Eu o encarei, pensando na questão pela primeira vez.

- Bom, porque não havia muitas outras disponíveis para uma garota por lá - encolhi os ombros. - E porque assim eu poderia ficar perto de livros.

- Você gosta tanto assim de ler? - ele adivinhou-perguntou. Confirmei com a cabeça, e Pavel questionou - E já consegue ler em russo?

- Não coisas muito complicadas, mas panfletos, poemas, obras mais simples eu leio bem - afirmei.

- Tenho que te emprestar uns livros - ele ofereceu, com um sorriso contido, que se alargou, provavelmente por ver meus olhos brilharem.

- E logo, porque não sei quanto tempo vou ficar em Leningrado - pedi.

- Já vamos descobrir isso - afirmou o rapaz, apontando para uma edificação logo em frente, na qual funcionava a sede da União da Juventude Comunista. Uma placa de madeira precária com a sigla "Komsomol" pintada em vermelho indicava que o prédio fora apenas adaptado para hospedar a organização.

O edifício de quatro andares e amplas janelas tinha toda a cara de pré-revolucionário e não combinava muito com a decoração sóbria do interior, as cadeiras de madeira dura, e nem com a cara das moças e moços atarefados que circulavam por ali, todos ostentando seus broches e lenços vermelhos, e ignorando completamente a nossa existência. Olhando para todo o lado e captando os resquícios imperiais na arquitetura, não pude impedir minha imaginação de divagar para tempos mais antigos e vislumbrar os fantasmas de príncipes e condessas em vestes opulentas, tagarelando em francês sobre os últimos espetáculos da moda, sobre os casos amorosos da Princesa N., ou o que quer que povoava suas vidas vazias. Pareciam mais alegres, mas bem menos úteis que meus companheiros compenetrados que se esbarravam por ali agora.

Uma nova voz grave interrompeu minhas divagações e apagou os quadros mentais que eu comparava. Também era tranquila, mas continha uma nota mais cheia de si, ausente na voz de Pavel. Eu voltei os olhos para o dono da voz.
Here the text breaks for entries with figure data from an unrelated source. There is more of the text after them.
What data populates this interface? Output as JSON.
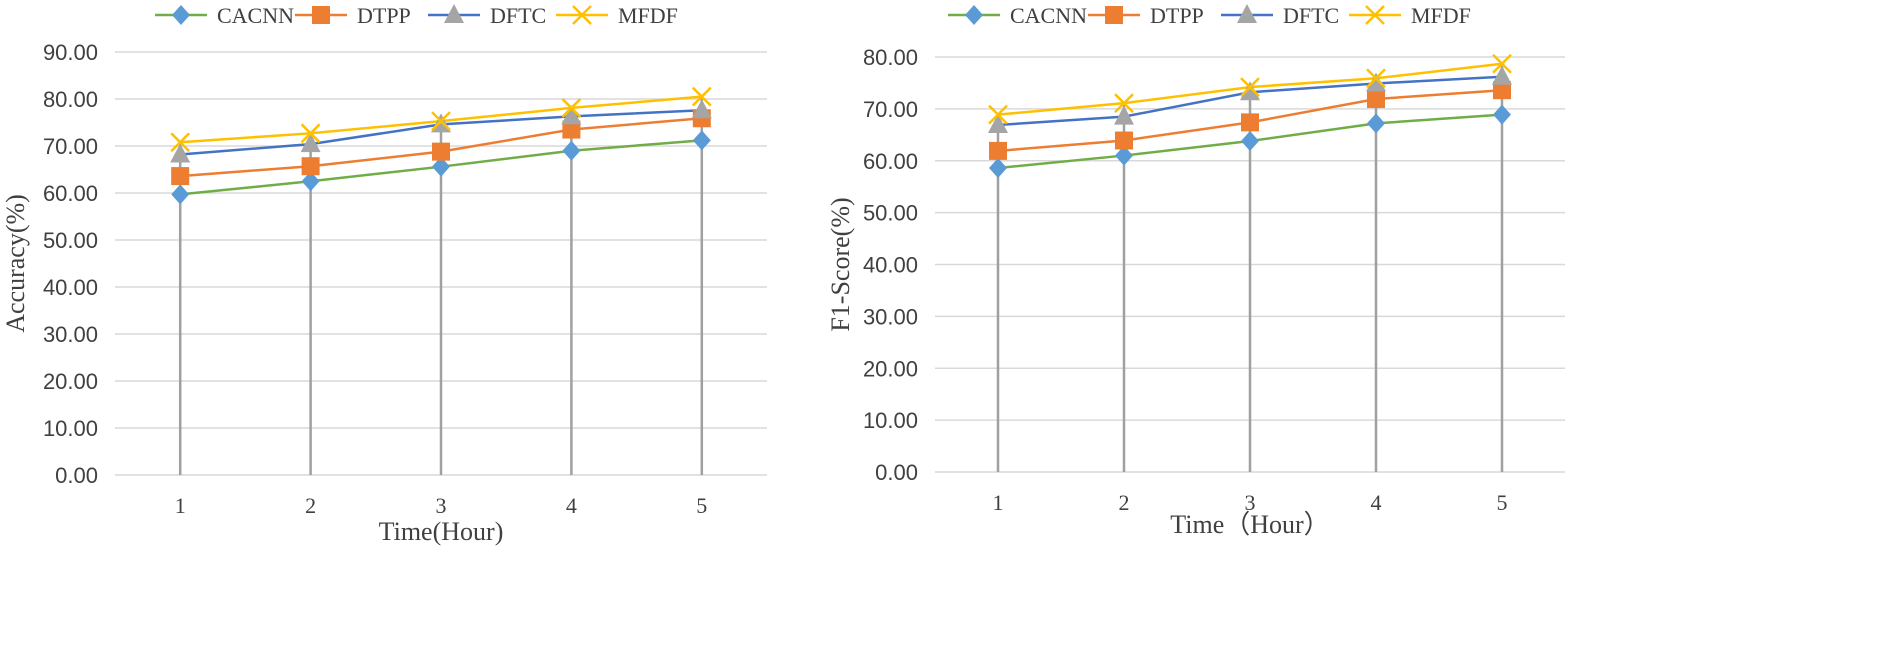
{
  "colors": {
    "CACNN": "#70ad47",
    "DTPP": "#ed7d31",
    "DFTC": "#4472c4",
    "MFDF": "#ffc000",
    "CACNN_marker": "#5b9bd5",
    "DFTC_marker": "#a5a5a5"
  },
  "chart_data": [
    {
      "type": "line",
      "title": "",
      "xlabel": "Time(Hour)",
      "ylabel": "Accuracy(%)",
      "ylim": [
        0,
        90
      ],
      "ytick_step": 10,
      "categories": [
        "1",
        "2",
        "3",
        "4",
        "5"
      ],
      "ytick_labels": [
        "0.00",
        "10.00",
        "20.00",
        "30.00",
        "40.00",
        "50.00",
        "60.00",
        "70.00",
        "80.00",
        "90.00"
      ],
      "legend_position": "top",
      "series": [
        {
          "name": "CACNN",
          "marker": "diamond",
          "values": [
            59.7,
            62.5,
            65.6,
            69.0,
            71.2
          ]
        },
        {
          "name": "DTPP",
          "marker": "square",
          "values": [
            63.6,
            65.7,
            68.8,
            73.5,
            75.9
          ]
        },
        {
          "name": "DFTC",
          "marker": "triangle",
          "values": [
            68.2,
            70.4,
            74.6,
            76.3,
            77.6
          ]
        },
        {
          "name": "MFDF",
          "marker": "x",
          "values": [
            70.8,
            72.7,
            75.3,
            78.1,
            80.5
          ]
        }
      ]
    },
    {
      "type": "line",
      "title": "",
      "xlabel": "Time（Hour）",
      "ylabel": "F1-Score(%)",
      "ylim": [
        0,
        80
      ],
      "ytick_step": 10,
      "categories": [
        "1",
        "2",
        "3",
        "4",
        "5"
      ],
      "ytick_labels": [
        "0.00",
        "10.00",
        "20.00",
        "30.00",
        "40.00",
        "50.00",
        "60.00",
        "70.00",
        "80.00"
      ],
      "legend_position": "top",
      "series": [
        {
          "name": "CACNN",
          "marker": "diamond",
          "values": [
            58.6,
            61.0,
            63.8,
            67.2,
            68.9
          ]
        },
        {
          "name": "DTPP",
          "marker": "square",
          "values": [
            61.9,
            63.9,
            67.4,
            71.9,
            73.6
          ]
        },
        {
          "name": "DFTC",
          "marker": "triangle",
          "values": [
            66.9,
            68.5,
            73.2,
            74.9,
            76.2
          ]
        },
        {
          "name": "MFDF",
          "marker": "x",
          "values": [
            68.9,
            71.1,
            74.2,
            75.9,
            78.7
          ]
        }
      ]
    }
  ]
}
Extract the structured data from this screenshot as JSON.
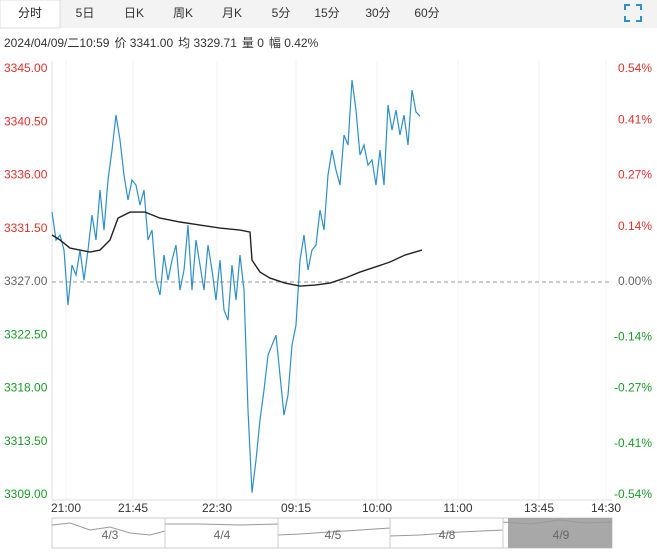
{
  "tabs": [
    "分时",
    "5日",
    "日K",
    "周K",
    "月K",
    "5分",
    "15分",
    "30分",
    "60分"
  ],
  "info": [
    "2024/04/09/二10:59",
    "价 3341.00",
    "均 3329.71",
    "量 0",
    "幅 0.42%"
  ],
  "navigator": {
    "labels": [
      "4/3",
      "4/4",
      "4/5",
      "4/8",
      "4/9"
    ]
  },
  "chart_data": {
    "type": "line",
    "ylim": [
      3309,
      3345
    ],
    "yticks": [
      {
        "value": 3345,
        "label": "3345.00"
      },
      {
        "value": 3340.5,
        "label": "3340.50"
      },
      {
        "value": 3336,
        "label": "3336.00"
      },
      {
        "value": 3331.5,
        "label": "3331.50"
      },
      {
        "value": 3327,
        "label": "3327.00"
      },
      {
        "value": 3322.5,
        "label": "3322.50"
      },
      {
        "value": 3318,
        "label": "3318.00"
      },
      {
        "value": 3313.5,
        "label": "3313.50"
      },
      {
        "value": 3309,
        "label": "3309.00"
      }
    ],
    "y2lim": [
      -0.54,
      0.54
    ],
    "y2ticks": [
      {
        "value": 0.54,
        "label": "0.54%"
      },
      {
        "value": 0.41,
        "label": "0.41%"
      },
      {
        "value": 0.27,
        "label": "0.27%"
      },
      {
        "value": 0.14,
        "label": "0.14%"
      },
      {
        "value": 0,
        "label": "0.00%"
      },
      {
        "value": -0.14,
        "label": "-0.14%"
      },
      {
        "value": -0.27,
        "label": "-0.27%"
      },
      {
        "value": -0.41,
        "label": "-0.41%"
      },
      {
        "value": -0.54,
        "label": "-0.54%"
      }
    ],
    "xlim": [
      0,
      280
    ],
    "xticks": [
      {
        "value": 7,
        "label": "21:00"
      },
      {
        "value": 40.5,
        "label": "21:45"
      },
      {
        "value": 82.5,
        "label": "22:30"
      },
      {
        "value": 122,
        "label": "09:15"
      },
      {
        "value": 162.5,
        "label": "10:00"
      },
      {
        "value": 203,
        "label": "11:00"
      },
      {
        "value": 243.5,
        "label": "13:45"
      },
      {
        "value": 277,
        "label": "14:30"
      }
    ],
    "prev_close": 3327,
    "up_color": "#e0322b",
    "down_color": "#1a9a27",
    "flat_color": "#666666",
    "grid": true,
    "series": [
      {
        "name": "价",
        "color": "#2f8fc8",
        "x": [
          0,
          2,
          4,
          6,
          8,
          10,
          12,
          14,
          16,
          18,
          20,
          22,
          24,
          26,
          28,
          30,
          32,
          34,
          36,
          38,
          40,
          42,
          44,
          46,
          48,
          50,
          52,
          54,
          56,
          58,
          60,
          62,
          64,
          66,
          68,
          70,
          72,
          74,
          76,
          78,
          80,
          82,
          84,
          86,
          88,
          90,
          92,
          94,
          96,
          98,
          100,
          102,
          104,
          106,
          108,
          110,
          112,
          114,
          116,
          118,
          120,
          122,
          124,
          126,
          128,
          130,
          132,
          134,
          136,
          138,
          140,
          142,
          144,
          146,
          148,
          150,
          152,
          154,
          156,
          158,
          160,
          162,
          164,
          166,
          168,
          170,
          172,
          174,
          176,
          178,
          180,
          182,
          184
        ],
        "values": [
          3332.91,
          3330.55,
          3330.97,
          3329.7,
          3325.05,
          3328.43,
          3327.59,
          3329.7,
          3327.16,
          3329.7,
          3332.66,
          3330.55,
          3334.77,
          3331.39,
          3335.62,
          3338.15,
          3341.11,
          3339.0,
          3336.04,
          3333.93,
          3335.62,
          3335.19,
          3333.5,
          3334.77,
          3330.55,
          3331.39,
          3327.16,
          3325.9,
          3329.28,
          3327.16,
          3328.85,
          3330.12,
          3326.32,
          3328.01,
          3331.81,
          3326.32,
          3330.55,
          3328.43,
          3326.32,
          3330.12,
          3328.01,
          3325.47,
          3328.85,
          3324.63,
          3323.78,
          3328.43,
          3325.47,
          3329.28,
          3326.32,
          3316.17,
          3309.2,
          3311.95,
          3315.33,
          3317.87,
          3320.82,
          3321.67,
          3322.51,
          3319.13,
          3315.75,
          3317.44,
          3321.67,
          3323.36,
          3328.85,
          3330.97,
          3328.01,
          3329.7,
          3330.12,
          3333.08,
          3331.39,
          3336.04,
          3338.15,
          3336.46,
          3335.19,
          3339.42,
          3338.58,
          3344.07,
          3341.53,
          3337.73,
          3338.58,
          3336.88,
          3337.31,
          3335.19,
          3338.15,
          3335.19,
          3341.96,
          3339.84,
          3341.53,
          3339.42,
          3341.11,
          3338.58,
          3343.22,
          3341.37,
          3341.0
        ]
      },
      {
        "name": "均",
        "color": "#222222",
        "x": [
          0,
          4,
          9,
          14,
          19,
          24,
          29,
          33,
          39,
          46.5,
          54,
          64,
          74,
          84,
          94,
          99,
          100,
          104,
          109,
          116.5,
          124,
          131.5,
          139,
          146.5,
          154,
          161.5,
          169,
          176.5,
          185
        ],
        "values": [
          3330.97,
          3330.55,
          3329.87,
          3329.7,
          3329.53,
          3329.7,
          3330.55,
          3332.4,
          3332.91,
          3332.91,
          3332.4,
          3332.07,
          3331.81,
          3331.56,
          3331.39,
          3331.22,
          3328.85,
          3327.84,
          3327.33,
          3326.91,
          3326.66,
          3326.74,
          3326.91,
          3327.33,
          3327.84,
          3328.26,
          3328.69,
          3329.28,
          3329.7
        ]
      }
    ]
  }
}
Um homem alto, talvez mais alto que Pavel, estava de pé atrás de uma escrivaninha. Ele era bem maior, porém, forte, cujo trabalho burocrático tinha tornado até gordinho. Os cabelos eram escuros, mas os olhos espertos, cinzentos como os de meu novo amigo. Um início de rugas os cercava. Devia ter uns trinta e poucos anos. Só então eu reparei que tínhamos cruzado um par de enormes portas, adentrando um gabinete privado, ocupado por esse homem que nos dirigia a palavra e uma secretária, loura, bonita e discreta, cuja mesa estava de lado para nós, perto da janela.